Amended Fax Rules and Established Business Relationship Exemption

The rules provide that it is unlawful to send unsolicited advertisements to any fax machine, including those at both businesses and residences, without the recipient's prior express invitation or permission. Fax advertisements, however, may be sent to recipients with whom the sender has an EBR, as long as the fax number was provided voluntarily by the recipient.

I did not provide the fax number voluntarily -- that is, I don't think so, unless I was drunk one night, in which case it's possible Joe and I could have met then and that he asked me for my fax number at the end of the evening.

But, there's more from the FCC site:

Specifically, a fax advertisement may be sent to an EBR customer if the sender also:

obtains the fax number directly from the recipient, through, for example, an application, contact information form, or membership renewal form; or obtains the fax number from the recipient's own directory, advertisement, or site on the Internet, unless the recipient has noted on such materials that it does not accept unsolicited advertisements at the fax number in question; or has taken reasonable steps to verify that the recipient consented to have the number listed, if obtained from a directory or other source of information compiled by a third party.

If the sender had an EBR with the recipient and possessed the recipient's fax number before July 9, 2005 (the date the Junk Fax Prevention Act became law), the sender may send the fax advertisements without demonstrating how the number was obtained.

That will be it then: I'm a registered Republican. By the FCC's standards, my declared party affiliation would constitute an EBR. But Joe Gaylord still had to connect a lot of dots to send me my personalized fax. He had to connect my name and party affiliation that I provide presumably where I vote (home) with a fax number at my company address. I'm not sure how he did that. A quick scan of our corporate web site, and I can't find our fax number. And I haven't really been that drunk since, or before, 2005 when the regulations changed such that I wouldn't remember a stranger asking me for my fax number.

Honestly, I'm not trying to make a big deal out of this. It's fine, really. I understand everybody's doing their job and Joe is not stalking me and Newt isn't going to notice when I don't show-up at the party in October and no hard feelings all the way around. It's marketing. Presidential politics is big business.

But I work in the online advertising sector which has been the poster child for privacy advocates. That's a miscalculation, I believe, that fails to recognize we remain far more vulnerable to invasions of personal space offline.

We have privacy rules offline. As we've just demonstrated, those rules are porous. I'm not sure I'd advocate changing them for the reasons that commerce -- including Presidential commerce -- might be severely disrupted, but I have never had the occasion to take personal offense to online advertising as much as I have to Joe Gaylord's flippant fax invitation.

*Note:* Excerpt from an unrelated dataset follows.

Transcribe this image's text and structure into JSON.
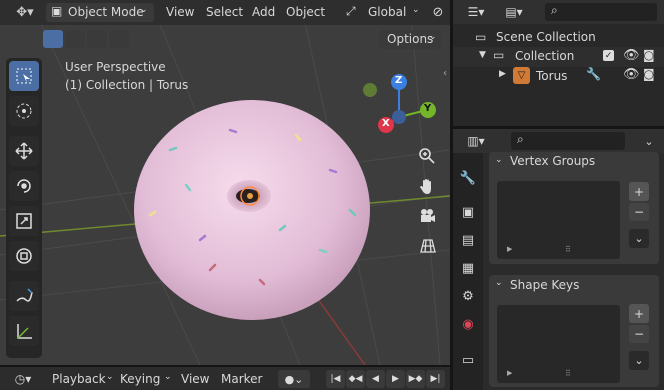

Shredding Joe's invitation will take only a fraction longer than deleting unwanted emails, or navigating away from irritating online advertisements. I'll still be left with the bad taste in my mouth that he called me Jarvis and treated me like an idiot, which is really the penalty of bad marketing, not poor privacy regulations. Mostly, however, I'll be left with the feeling that comes from knowing you're surrounded by pretense; that you are involved in a charade; that when the email finally comes from the Cabinet Secretary of the Homeland Department of Privacy it will begin, "Dear Jarvis."